Nella prima metà del XIV secolo la logica conobbe sviluppi di rilievo nelle elaborazioni dei maestri universitari di Parigi (Giovanni Buridano) e di Oxford. Nella città inglese, in particolare, ebbe origine un movimento di dimensioni significative, i cui autori furono detti ‘calculatores’ (dal titolo dell’opera di Richard Swineshead, il Liber calculationum) o Mertoniani, dal nome dell’antico College oxoniense di cui molti di loro furono membri. Ne ricordiamo le figure più note, come Thomas Bradwardine, William Heytesbury, John Dumbleton, Richard Kilvington e Richard Billingham.

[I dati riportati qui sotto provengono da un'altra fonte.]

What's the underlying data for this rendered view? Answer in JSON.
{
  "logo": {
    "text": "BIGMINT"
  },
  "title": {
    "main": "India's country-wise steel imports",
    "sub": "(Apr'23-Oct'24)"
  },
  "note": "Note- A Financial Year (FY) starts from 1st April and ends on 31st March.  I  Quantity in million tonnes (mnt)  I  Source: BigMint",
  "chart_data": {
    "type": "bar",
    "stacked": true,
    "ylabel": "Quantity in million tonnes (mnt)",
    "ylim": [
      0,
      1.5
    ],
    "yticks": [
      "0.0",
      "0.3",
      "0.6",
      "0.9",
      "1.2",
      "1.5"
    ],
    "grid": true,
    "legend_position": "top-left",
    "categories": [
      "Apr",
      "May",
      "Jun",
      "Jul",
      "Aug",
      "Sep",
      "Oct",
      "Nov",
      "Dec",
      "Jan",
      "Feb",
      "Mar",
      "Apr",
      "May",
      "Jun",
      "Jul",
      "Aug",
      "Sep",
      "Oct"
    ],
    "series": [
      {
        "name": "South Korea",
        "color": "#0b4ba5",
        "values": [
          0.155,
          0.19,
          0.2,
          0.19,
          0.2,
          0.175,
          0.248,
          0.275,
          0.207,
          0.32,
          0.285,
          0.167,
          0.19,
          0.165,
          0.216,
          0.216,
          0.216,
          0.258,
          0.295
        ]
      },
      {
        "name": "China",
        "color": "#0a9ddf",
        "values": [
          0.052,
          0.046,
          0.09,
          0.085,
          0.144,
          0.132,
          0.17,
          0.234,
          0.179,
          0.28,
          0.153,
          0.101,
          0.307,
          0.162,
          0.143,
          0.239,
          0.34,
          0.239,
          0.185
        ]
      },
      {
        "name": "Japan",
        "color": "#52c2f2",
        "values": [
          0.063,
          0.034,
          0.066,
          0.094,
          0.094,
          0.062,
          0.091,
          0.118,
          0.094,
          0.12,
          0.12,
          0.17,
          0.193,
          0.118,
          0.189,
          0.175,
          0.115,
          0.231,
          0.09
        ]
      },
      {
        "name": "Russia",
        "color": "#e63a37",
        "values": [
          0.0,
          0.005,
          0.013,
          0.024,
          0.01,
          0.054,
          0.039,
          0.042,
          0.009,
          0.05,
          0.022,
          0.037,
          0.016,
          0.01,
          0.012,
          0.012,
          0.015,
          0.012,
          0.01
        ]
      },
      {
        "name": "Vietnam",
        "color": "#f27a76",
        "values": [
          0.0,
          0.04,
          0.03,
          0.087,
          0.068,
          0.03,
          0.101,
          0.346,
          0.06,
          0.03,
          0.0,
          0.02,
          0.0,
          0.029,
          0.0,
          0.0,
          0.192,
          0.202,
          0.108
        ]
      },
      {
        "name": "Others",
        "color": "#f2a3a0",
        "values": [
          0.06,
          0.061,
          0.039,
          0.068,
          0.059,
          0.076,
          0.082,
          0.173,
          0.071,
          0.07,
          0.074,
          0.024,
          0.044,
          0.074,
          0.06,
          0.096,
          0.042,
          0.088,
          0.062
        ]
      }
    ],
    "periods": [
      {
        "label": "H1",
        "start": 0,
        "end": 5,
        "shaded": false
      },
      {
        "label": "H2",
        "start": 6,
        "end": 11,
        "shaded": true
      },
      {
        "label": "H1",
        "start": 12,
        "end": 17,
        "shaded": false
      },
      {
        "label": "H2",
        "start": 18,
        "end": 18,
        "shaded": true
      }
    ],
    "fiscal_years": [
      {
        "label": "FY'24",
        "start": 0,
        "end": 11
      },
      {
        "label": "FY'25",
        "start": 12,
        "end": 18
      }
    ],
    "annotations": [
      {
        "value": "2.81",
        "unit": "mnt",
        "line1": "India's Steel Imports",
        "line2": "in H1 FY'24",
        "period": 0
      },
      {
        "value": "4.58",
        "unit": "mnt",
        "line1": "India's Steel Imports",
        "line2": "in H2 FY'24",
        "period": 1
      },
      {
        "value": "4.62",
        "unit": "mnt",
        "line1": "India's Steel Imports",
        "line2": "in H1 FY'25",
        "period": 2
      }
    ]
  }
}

Logica e filosofia naturale. L’interesse per le dottrine logiche è in questi autori strettamente collegato alla possibilità di applicazione nell’ambito della filosofia naturale: in questo senso risulta assai difficile isolare l’evoluzione degli strumenti logici dall’utilizzo che essi ne fecero in fisica. Prendendo le mosse dai dibattiti sviluppatisi in seno alla filosofia naturale aristotelica, i mertoniani misero a punto un corpus di tematiche fisiche analizzate facendo ricorso a strumenti concettuali comuni. Venivano così costruiti sofismi che esaminavano la possibilità logica, quindi la sola ammissibilità, di proposizioni che descrivevano la realtà in modo contrastante rispetto ai principi della fisica dello Stagirita. In questo modo, come per la teologia, la possibilità di costruire ipotesi in modo puramente fittizio ampliava notevolmente i limiti della speculazione precedente, ferma al rigoroso metodo deduttivo proposto negli Analitici. Particolarmente interessanti risultano il De proportionibus velocitatum di Thomas Bradwardine, che rappresentò un testo di riferimento per tutti gli altri autori, i Sophismata di Kilvington e di William Heytesbury, la Summa logicae e philosophiae naturalis di Giovanni Dumbleton (fl. 1338-1348), il Liber Calculationum di Richard Swineshead, già citato, lo Speculum puerorum di Richard Billingham.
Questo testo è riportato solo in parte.